BI Disarankan Pangkas Suku Bunga Agar Neraca Perdagangan Membaik
Thursday, May 16, 2019       13:28 WIB

Ipotnews - Ekonom Institute for Development of Economics and Finance (Indef), Bhima Yudhistira Adhinegara, kembali mendesak Bank Indonesia (BI) untuk segera menurunkan tingkat suku bunga acuannya (BI 7 Day Reserve Repo Rate / BI-7 DRRR ).
Sebab faktanya suku bunga yang tinggi terbukti mengakibatkan neraca perdagangan nasional defisit paling parah.
Kemarin, Badan Pusat Statistik (BPS) merilis defisit neraca dagang tekor besar hingga USD2,50 miliar pada April 2019. Oleh sebab itu melalui mekanisme internal dengan menurunkan suku bunga diharapkan neraca perdagangan dapat membaik kedepannya.
"Harapanya BI turunkan suku bunga acuan. Ruang penurunan bunga acuan masih terbuka meski ada tekanan eksternal dan internal yang meningkat," ujar Bhima di Jakarta, Kamis (16/5).
Terkait dengan level penurunan suku bunga BI 7 DRRR , Bhima berharap dapat dimulai sebanyak 25 basis poin (bps). Selanjutnya apabila ruang masih memungkinkan dapat dilakukan penurunan lagi secara bertahap. Dikatakannya penurunan suku bunga acuan diperlukan untuk menstimulasi sektor riil.

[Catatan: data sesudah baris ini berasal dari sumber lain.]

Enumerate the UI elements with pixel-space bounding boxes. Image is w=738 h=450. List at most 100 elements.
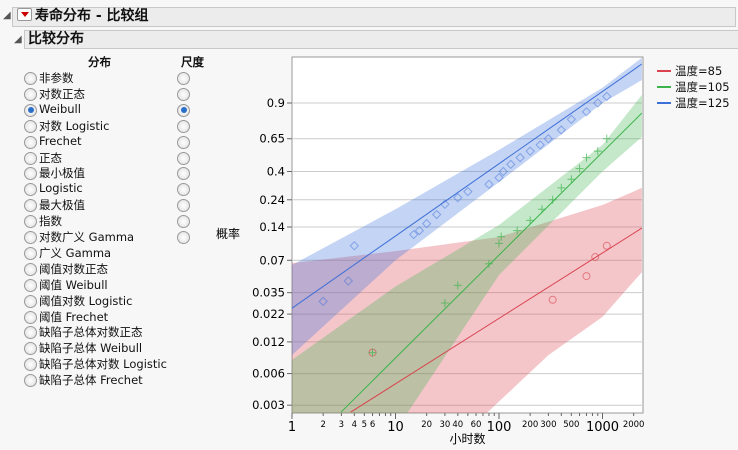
section-title: 比较分布 (28, 31, 84, 47)
distribution-radio[interactable] (24, 103, 37, 117)
scale-radio[interactable] (177, 135, 190, 149)
distribution-label: 广义 Gamma (39, 245, 112, 260)
data-point (556, 125, 567, 135)
x-tick-label: 10 (387, 420, 404, 435)
distribution-radio[interactable] (24, 151, 37, 165)
distribution-radio[interactable] (24, 72, 37, 85)
distribution-label: 缺陷子总体对数 Logistic (39, 357, 167, 372)
distribution-radio[interactable] (24, 294, 37, 308)
distribution-radio[interactable] (24, 262, 37, 276)
x-tick-label-minor: 4 (352, 420, 357, 430)
data-point (440, 298, 449, 307)
plot-content (291, 57, 643, 414)
distribution-radio[interactable] (24, 278, 37, 292)
distribution-label: 最小极值 (39, 166, 85, 181)
data-point (506, 159, 516, 170)
y-tick-label: 0.012 (252, 335, 285, 349)
scale-radio[interactable] (177, 183, 190, 197)
scale-radio[interactable] (177, 199, 190, 213)
scale-column-header: 尺度 (181, 55, 204, 69)
report-title: 寿命分布 - 比较组 (35, 8, 149, 24)
scale-radio[interactable] (177, 103, 190, 117)
data-point (515, 152, 525, 163)
data-point (513, 226, 522, 235)
distribution-radio[interactable] (24, 135, 37, 149)
legend-swatch (657, 70, 671, 72)
data-point (593, 147, 602, 156)
distribution-label: Weibull (39, 101, 81, 116)
data-point (537, 205, 546, 214)
data-point (525, 146, 535, 156)
distribution-label: Logistic (39, 181, 83, 196)
distribution-label: 指数 (39, 214, 62, 229)
data-point (535, 140, 545, 150)
distribution-label: 阈值对数正态 (39, 261, 108, 276)
data-point (497, 232, 506, 241)
data-point (602, 91, 612, 102)
data-point (548, 195, 557, 204)
scale-radio[interactable] (177, 231, 190, 244)
distribution-radio[interactable] (24, 119, 37, 133)
legend-swatch (657, 102, 671, 104)
data-point (602, 134, 611, 143)
distribution-label: 非参数 (39, 71, 74, 85)
section-header: 比较分布 (24, 30, 738, 49)
y-tick-label: 0.07 (259, 253, 285, 267)
data-point (567, 175, 576, 184)
x-tick-label: 100 (487, 420, 512, 435)
distribution-radio[interactable] (24, 231, 37, 244)
data-point (582, 272, 591, 281)
y-tick-label: 0.24 (259, 193, 285, 207)
distribution-radio[interactable] (24, 342, 37, 356)
scale-radio[interactable] (177, 119, 190, 133)
data-point (368, 348, 377, 357)
distribution-label: 阈值 Frechet (39, 309, 109, 324)
distribution-radio[interactable] (24, 215, 37, 229)
data-point (602, 241, 611, 250)
data-point (484, 259, 493, 268)
data-point (421, 218, 432, 229)
data-point (349, 241, 360, 251)
data-point (593, 98, 603, 108)
data-point (581, 107, 592, 117)
distribution-radio[interactable] (24, 167, 37, 181)
y-axis-label: 概率 (216, 226, 240, 241)
data-point (409, 229, 419, 240)
distribution-radio[interactable] (24, 358, 37, 372)
distribution-radio[interactable] (24, 310, 37, 324)
y-tick-label: 0.022 (252, 307, 285, 321)
x-tick-label: 1000 (586, 420, 619, 435)
distribution-radio[interactable] (24, 326, 37, 340)
scale-radio[interactable] (177, 167, 190, 181)
distribution-radio[interactable] (24, 87, 37, 101)
data-point (318, 296, 328, 307)
red-triangle-menu-icon[interactable] (17, 8, 32, 21)
confidence-band (292, 187, 642, 413)
distribution-radio[interactable] (24, 199, 37, 213)
x-tick-label-minor: 3 (339, 420, 344, 430)
distribution-radio[interactable] (24, 246, 37, 260)
scale-radio[interactable] (177, 151, 190, 165)
collapse-triangle-icon[interactable]: ◢ (3, 10, 11, 21)
scale-radio[interactable] (177, 215, 190, 229)
scale-radio[interactable] (177, 87, 190, 101)
distribution-label: 对数 Logistic (39, 118, 110, 133)
data-point (463, 186, 473, 197)
x-axis-label: 小时数 (449, 431, 485, 446)
distribution-label: 对数正态 (39, 86, 85, 101)
distribution-label: 阈值对数 Logistic (39, 293, 133, 308)
x-tick-label-minor: 500 (563, 420, 579, 430)
data-point (543, 134, 554, 144)
data-point (343, 276, 354, 286)
distribution-radio[interactable] (24, 374, 37, 388)
y-tick-label: 0.006 (252, 367, 285, 381)
x-tick-label-minor: 6 (370, 420, 375, 430)
x-tick-label-minor: 300 (540, 420, 556, 430)
y-tick-label: 0.65 (259, 132, 285, 146)
x-tick-label: 1 (288, 420, 296, 435)
data-point (548, 295, 557, 304)
distribution-radio[interactable] (24, 183, 37, 197)
collapse-triangle-icon[interactable]: ◢ (14, 34, 22, 45)
scale-radio[interactable] (177, 72, 190, 85)
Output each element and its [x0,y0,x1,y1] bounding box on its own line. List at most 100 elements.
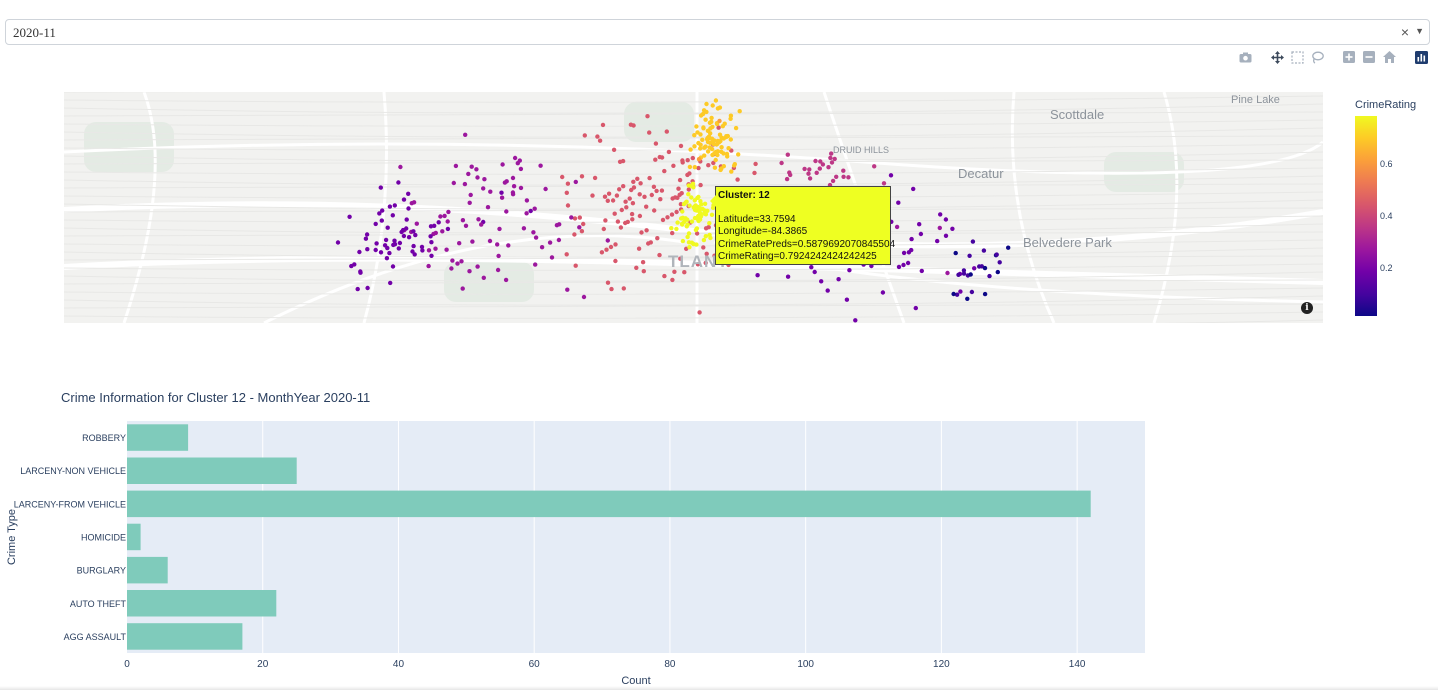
map-point[interactable] [432,223,437,228]
map-point[interactable] [669,226,674,231]
map-point[interactable] [449,266,454,271]
map-point[interactable] [610,198,616,203]
map-point[interactable] [841,174,846,179]
map-point[interactable] [615,219,621,224]
map-point[interactable] [565,287,570,292]
map-point[interactable] [510,175,516,181]
map-point[interactable] [705,149,711,154]
map-point[interactable] [670,277,675,283]
map-point[interactable] [429,253,434,258]
map-point[interactable] [581,294,587,300]
map-point[interactable] [698,182,703,188]
map-point[interactable] [581,221,586,227]
map-point[interactable] [617,159,623,164]
map-point[interactable] [982,291,988,297]
map-point[interactable] [911,186,916,192]
map-point[interactable] [680,209,685,214]
map-point[interactable] [623,199,628,204]
map-point[interactable] [467,269,472,274]
map-point[interactable] [466,171,471,177]
map-point[interactable] [954,292,960,297]
map-point[interactable] [475,264,480,269]
map-point[interactable] [388,280,393,286]
map-point[interactable] [442,213,447,219]
map-point[interactable] [532,206,537,211]
map-point[interactable] [711,160,716,166]
map-point[interactable] [440,229,445,234]
map-point[interactable] [605,238,610,243]
map-point[interactable] [396,246,401,251]
map-point[interactable] [853,318,858,323]
map-point[interactable] [784,176,790,182]
map-point[interactable] [474,167,479,172]
map-point[interactable] [528,208,533,214]
map-point[interactable] [812,269,817,275]
map-point[interactable] [433,246,438,251]
map-point[interactable] [814,170,819,175]
map-point[interactable] [832,156,837,162]
map-point[interactable] [703,144,708,149]
map-point[interactable] [614,193,620,198]
map-point[interactable] [674,226,679,232]
map-point[interactable] [635,176,640,181]
map-point[interactable] [718,167,723,173]
map-point[interactable] [373,221,378,227]
map-point[interactable] [969,289,975,295]
map-point[interactable] [617,187,622,192]
map-point[interactable] [621,286,626,291]
map-point[interactable] [467,200,472,205]
map-point[interactable] [752,170,757,176]
map-point[interactable] [689,219,695,224]
map-point[interactable] [463,132,468,137]
bar-larceny-from-vehicle[interactable] [127,490,1091,518]
map-point[interactable] [549,255,555,260]
map-point[interactable] [401,233,407,239]
map-point[interactable] [406,191,411,196]
map-point[interactable] [728,137,733,142]
map-point[interactable] [670,196,675,201]
map-point[interactable] [709,212,715,217]
map-point[interactable] [720,124,725,129]
map-point[interactable] [682,219,687,224]
map-point[interactable] [828,155,833,161]
map-point[interactable] [475,175,480,180]
map-point[interactable] [721,164,726,169]
map-point[interactable] [380,208,385,213]
map-point[interactable] [377,211,382,216]
map-point[interactable] [719,145,724,150]
map-point[interactable] [847,268,852,273]
info-icon[interactable]: i [1301,302,1313,314]
map-point[interactable] [994,252,999,257]
map-point[interactable] [728,113,734,118]
map-point[interactable] [672,269,677,274]
map-point[interactable] [605,198,610,203]
map-point[interactable] [678,256,683,261]
map-point[interactable] [605,280,611,285]
map-point[interactable] [521,226,527,231]
map-point[interactable] [694,242,699,247]
map-point[interactable] [678,143,684,149]
map-point[interactable] [674,209,679,215]
map-point[interactable] [409,201,414,206]
map-point[interactable] [382,243,388,248]
map-point[interactable] [683,216,688,221]
map-point[interactable] [619,207,624,213]
map-point[interactable] [846,175,851,180]
map-point[interactable] [335,240,341,245]
map-point[interactable] [965,296,970,301]
map-point[interactable] [660,217,666,223]
map-point[interactable] [373,247,378,253]
map-point[interactable] [987,273,992,279]
map-point[interactable] [687,203,692,208]
map-point[interactable] [691,185,696,190]
map-point[interactable] [906,250,912,255]
map-point[interactable] [704,137,710,142]
map-point[interactable] [657,252,662,258]
map-point[interactable] [518,185,524,191]
map-point[interactable] [982,265,988,271]
map-point[interactable] [943,233,949,238]
map-point[interactable] [429,240,434,245]
map-point[interactable] [956,272,961,277]
map-point[interactable] [621,184,626,189]
map-point[interactable] [692,207,698,213]
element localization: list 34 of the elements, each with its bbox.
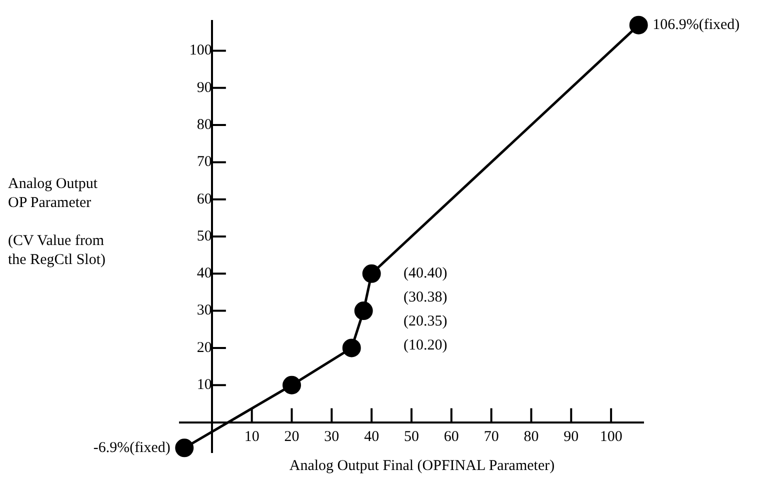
y-tick-label: 10 xyxy=(196,377,212,394)
annotation: (10.20) xyxy=(404,338,448,354)
y-tick-label: 20 xyxy=(196,340,212,356)
annotation: 106.9%(fixed) xyxy=(652,17,740,34)
annotation: (40.40) xyxy=(404,266,448,282)
x-tick-label: 70 xyxy=(484,429,499,446)
x-tick-label: 90 xyxy=(564,429,579,446)
annotation: (20.35) xyxy=(404,314,448,330)
point xyxy=(354,302,373,320)
y-tick-label: 60 xyxy=(196,191,212,208)
x-tick-label: 50 xyxy=(404,429,419,446)
x-tick-label: 100 xyxy=(600,429,622,446)
point xyxy=(629,16,648,34)
x-tick-label: 60 xyxy=(444,429,459,446)
point xyxy=(362,264,381,283)
point xyxy=(342,338,361,358)
y-tick-label: 30 xyxy=(196,302,212,319)
x-tick-label: 10 xyxy=(244,429,260,446)
y-tick-label: 90 xyxy=(196,80,212,96)
x-axis-title: Analog Output Final (OPFINAL Parameter) xyxy=(288,458,556,475)
y-tick-label: 80 xyxy=(196,116,212,133)
x-tick-label: 40 xyxy=(364,429,380,446)
y-tick-label: 70 xyxy=(196,154,212,170)
y-tick-label: 40 xyxy=(196,266,212,282)
x-tick-label: 30 xyxy=(324,429,340,446)
x-tick-label: 20 xyxy=(284,429,300,446)
annotation: -6.9%(fixed) xyxy=(93,440,170,456)
annotation: (30.38) xyxy=(404,290,448,306)
y-tick-label: 100 xyxy=(189,42,212,59)
text: Analog Output OP Parameter (CV Value from the RegCtl Slot) xyxy=(8,176,106,268)
x-tick-label: 80 xyxy=(524,429,539,446)
point xyxy=(175,438,194,458)
y-tick-label: 50 xyxy=(196,228,212,244)
point xyxy=(282,376,302,394)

Menurut Bhima penurunan suku bunga akan menjadi angin segar sehingga tekanan bisa mereda. Daya saing pun diharapkan terdongkrak karena biaya pinjaman (cost of borrowing) menurun. Dengan suku bunga acuan yang tinggi, dipastikan eksportir akan tertekan lantaran biaya produksi meningkat sementara permintaan global cenderung melemah.
"Jadi kita tunggu apakah BI bernyali menurunkan suku bunga sebagai langkah preemptives dan ahead the curves," tandasnya.